The future of Spain’s Prime Minister Mariano Rajoy hung in the balance on Thursday, with Socialist leader Pedro Sanchez a whisker away from forcing him out of office as a debate due to conclude with a no-confidence vote on Friday hotted up.
Rajoy’s departure would trigger a second political crisis in southern Europe, further unnerving financial markets already wrongfooted by failed attempts to form a government in Italy three months after a national election.
Sanchez, who told Rajoy he could still resign to avoid the humiliation of becoming the first Spanish Prime Minister to lose a no-confidence vote, will need an absolute majority of 176 votes on Friday to become the head of a new government.

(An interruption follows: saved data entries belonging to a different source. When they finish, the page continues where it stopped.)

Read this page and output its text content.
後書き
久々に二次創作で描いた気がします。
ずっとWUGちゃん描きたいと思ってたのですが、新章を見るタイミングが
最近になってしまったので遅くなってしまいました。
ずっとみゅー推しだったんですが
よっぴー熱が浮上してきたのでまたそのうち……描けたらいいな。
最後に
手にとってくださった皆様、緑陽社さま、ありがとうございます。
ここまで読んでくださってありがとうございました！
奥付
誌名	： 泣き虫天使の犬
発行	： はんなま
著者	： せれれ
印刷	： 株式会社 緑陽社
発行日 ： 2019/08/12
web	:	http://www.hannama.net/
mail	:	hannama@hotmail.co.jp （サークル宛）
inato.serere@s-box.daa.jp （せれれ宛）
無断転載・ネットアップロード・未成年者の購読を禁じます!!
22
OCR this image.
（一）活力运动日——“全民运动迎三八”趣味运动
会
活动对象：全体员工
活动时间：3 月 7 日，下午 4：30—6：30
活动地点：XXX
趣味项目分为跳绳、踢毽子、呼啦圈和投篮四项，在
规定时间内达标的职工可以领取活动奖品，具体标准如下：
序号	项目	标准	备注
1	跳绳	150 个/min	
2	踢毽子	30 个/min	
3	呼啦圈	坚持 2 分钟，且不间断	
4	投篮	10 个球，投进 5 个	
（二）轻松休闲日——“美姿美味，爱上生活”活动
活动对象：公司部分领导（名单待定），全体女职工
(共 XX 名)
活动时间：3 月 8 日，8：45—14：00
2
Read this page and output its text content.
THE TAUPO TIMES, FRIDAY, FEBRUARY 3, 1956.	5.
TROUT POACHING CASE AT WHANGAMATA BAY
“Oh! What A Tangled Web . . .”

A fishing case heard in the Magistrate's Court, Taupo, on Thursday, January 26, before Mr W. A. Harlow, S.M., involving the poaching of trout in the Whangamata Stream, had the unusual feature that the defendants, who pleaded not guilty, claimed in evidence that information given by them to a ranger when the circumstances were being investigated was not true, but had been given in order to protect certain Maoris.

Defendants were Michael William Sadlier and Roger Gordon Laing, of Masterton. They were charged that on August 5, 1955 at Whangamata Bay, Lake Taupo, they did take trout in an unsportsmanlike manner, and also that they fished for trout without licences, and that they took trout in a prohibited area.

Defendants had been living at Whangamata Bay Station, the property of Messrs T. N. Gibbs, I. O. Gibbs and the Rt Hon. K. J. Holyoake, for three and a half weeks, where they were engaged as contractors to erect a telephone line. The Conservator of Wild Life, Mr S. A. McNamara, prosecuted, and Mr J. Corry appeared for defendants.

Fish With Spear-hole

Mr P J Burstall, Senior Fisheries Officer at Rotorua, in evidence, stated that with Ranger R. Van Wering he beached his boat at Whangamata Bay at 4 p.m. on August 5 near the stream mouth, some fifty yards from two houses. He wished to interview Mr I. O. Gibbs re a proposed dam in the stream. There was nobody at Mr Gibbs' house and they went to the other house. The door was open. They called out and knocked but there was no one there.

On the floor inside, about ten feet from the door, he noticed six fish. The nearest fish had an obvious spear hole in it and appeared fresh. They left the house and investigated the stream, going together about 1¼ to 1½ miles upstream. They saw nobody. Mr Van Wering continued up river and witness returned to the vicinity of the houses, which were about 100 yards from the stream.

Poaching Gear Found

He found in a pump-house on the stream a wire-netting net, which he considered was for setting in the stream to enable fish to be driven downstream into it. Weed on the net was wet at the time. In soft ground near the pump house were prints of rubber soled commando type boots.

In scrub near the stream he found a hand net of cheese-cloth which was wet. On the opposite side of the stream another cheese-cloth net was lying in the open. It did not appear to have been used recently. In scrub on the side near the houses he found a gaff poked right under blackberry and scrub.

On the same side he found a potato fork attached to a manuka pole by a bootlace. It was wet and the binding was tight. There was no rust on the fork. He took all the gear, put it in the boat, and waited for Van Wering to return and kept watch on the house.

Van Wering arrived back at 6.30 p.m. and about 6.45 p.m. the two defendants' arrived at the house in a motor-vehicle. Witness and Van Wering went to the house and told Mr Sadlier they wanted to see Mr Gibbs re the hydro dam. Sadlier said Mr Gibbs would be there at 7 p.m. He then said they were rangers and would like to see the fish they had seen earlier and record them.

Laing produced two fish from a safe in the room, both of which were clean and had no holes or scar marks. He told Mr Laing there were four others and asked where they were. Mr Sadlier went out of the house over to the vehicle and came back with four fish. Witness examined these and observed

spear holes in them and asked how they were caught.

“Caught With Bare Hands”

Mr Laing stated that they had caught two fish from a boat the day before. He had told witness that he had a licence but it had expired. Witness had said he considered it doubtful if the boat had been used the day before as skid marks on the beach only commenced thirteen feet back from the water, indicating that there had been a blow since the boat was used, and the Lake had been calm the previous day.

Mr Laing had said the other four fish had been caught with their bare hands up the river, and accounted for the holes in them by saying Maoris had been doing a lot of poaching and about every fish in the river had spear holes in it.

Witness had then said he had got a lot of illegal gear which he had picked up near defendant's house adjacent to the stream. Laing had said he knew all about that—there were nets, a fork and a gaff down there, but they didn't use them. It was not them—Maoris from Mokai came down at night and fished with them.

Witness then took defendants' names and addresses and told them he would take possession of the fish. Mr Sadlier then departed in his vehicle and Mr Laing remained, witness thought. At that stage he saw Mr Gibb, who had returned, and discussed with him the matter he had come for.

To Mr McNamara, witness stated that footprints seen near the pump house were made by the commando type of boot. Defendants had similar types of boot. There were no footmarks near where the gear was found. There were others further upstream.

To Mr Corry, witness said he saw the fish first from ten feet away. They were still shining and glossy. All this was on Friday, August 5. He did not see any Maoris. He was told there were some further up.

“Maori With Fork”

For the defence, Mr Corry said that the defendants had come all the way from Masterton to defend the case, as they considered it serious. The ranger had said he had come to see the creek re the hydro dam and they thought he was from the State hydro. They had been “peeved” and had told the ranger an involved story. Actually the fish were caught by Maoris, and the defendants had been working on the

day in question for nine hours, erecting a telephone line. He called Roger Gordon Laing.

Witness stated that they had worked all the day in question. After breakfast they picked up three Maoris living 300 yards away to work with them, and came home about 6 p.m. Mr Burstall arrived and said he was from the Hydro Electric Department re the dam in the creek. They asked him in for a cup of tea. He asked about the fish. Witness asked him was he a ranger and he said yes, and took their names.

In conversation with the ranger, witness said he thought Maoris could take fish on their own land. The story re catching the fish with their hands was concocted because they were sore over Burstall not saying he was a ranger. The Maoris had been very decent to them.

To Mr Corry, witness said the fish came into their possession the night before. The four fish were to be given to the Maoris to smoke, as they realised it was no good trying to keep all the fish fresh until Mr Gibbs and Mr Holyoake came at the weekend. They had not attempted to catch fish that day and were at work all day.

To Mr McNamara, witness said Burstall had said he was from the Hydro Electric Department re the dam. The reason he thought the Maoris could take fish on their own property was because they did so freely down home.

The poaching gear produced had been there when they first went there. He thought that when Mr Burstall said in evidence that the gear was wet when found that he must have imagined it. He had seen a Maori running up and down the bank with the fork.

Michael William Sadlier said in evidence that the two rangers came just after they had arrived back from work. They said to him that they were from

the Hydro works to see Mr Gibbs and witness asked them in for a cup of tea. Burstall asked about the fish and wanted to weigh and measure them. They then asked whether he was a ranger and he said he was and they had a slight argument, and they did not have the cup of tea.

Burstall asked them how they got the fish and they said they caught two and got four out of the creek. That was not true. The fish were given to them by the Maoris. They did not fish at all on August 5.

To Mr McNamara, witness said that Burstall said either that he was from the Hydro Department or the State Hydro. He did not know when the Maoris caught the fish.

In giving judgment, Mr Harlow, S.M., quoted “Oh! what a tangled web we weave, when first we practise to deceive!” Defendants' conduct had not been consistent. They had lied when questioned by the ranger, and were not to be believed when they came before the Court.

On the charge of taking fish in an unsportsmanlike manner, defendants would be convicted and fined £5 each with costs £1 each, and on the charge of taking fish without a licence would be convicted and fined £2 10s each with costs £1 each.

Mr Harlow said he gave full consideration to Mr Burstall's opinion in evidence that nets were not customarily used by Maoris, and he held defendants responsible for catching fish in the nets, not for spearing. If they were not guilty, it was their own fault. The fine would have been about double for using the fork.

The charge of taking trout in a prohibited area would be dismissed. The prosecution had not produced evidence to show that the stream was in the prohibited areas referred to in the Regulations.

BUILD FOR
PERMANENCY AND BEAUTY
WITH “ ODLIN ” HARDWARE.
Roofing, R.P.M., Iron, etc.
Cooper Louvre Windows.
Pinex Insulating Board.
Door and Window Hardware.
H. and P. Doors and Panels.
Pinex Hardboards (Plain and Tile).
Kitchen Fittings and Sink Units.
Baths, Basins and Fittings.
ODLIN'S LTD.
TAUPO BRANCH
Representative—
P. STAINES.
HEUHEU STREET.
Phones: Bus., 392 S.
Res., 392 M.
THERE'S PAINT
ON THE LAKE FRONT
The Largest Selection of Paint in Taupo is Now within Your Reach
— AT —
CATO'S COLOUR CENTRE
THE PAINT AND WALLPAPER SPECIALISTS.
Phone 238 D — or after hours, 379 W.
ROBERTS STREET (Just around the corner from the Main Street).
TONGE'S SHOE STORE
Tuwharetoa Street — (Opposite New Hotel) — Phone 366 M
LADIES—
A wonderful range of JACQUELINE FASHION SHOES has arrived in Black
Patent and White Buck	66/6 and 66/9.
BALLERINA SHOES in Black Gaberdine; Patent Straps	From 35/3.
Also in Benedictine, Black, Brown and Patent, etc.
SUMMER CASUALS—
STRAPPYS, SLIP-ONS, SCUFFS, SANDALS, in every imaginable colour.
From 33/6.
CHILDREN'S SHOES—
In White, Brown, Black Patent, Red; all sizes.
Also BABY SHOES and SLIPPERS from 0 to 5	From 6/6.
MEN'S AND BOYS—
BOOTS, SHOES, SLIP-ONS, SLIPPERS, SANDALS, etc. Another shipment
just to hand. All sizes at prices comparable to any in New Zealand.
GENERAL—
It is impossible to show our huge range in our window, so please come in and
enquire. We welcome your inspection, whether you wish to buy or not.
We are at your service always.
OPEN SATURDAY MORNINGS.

“Are you ready to resign? Resign today and leave by your own will,” Sanchez told Rajoy. “You are part of the past, of a chapter the country is about to close,” he also said.
Information from various parties suggested he had already secured 175 and he was hoping to win over the Basque Nationalist Party (PNV), which has five parliamentary seats.
The PNV backed Rajoy’s budget as recently as last week but is considering removing its support after dozens of people linked to his People’s Party (PP) were sentenced to decades in prison in a long-running corruption trial.
Sanchez said he would stick to the budget approved by Rajoy if he won and would also seek to start a new dialogue with the restive region of Catalonia.
Defending his record on Thursday, Rajoy told deputies his centre-right PP has a wide majority of members who are “decent and honest.”
“The Socialists have left us with a ruined country and we brought back growth and jobs,” he said, adding that Sanchez was trying to put together a “Frankenstein” government that would damage the economy.
Two Catalan pro-independence parties as well as leftist Podemos, a relative newcomer, another small Basque group and a party from the Canary Islands have said they will back Sanchez.
The PNV party was due to make a final decision on whether to continue to back Rajoy during the afternoon, when its leadership holds an extraordinary meeting.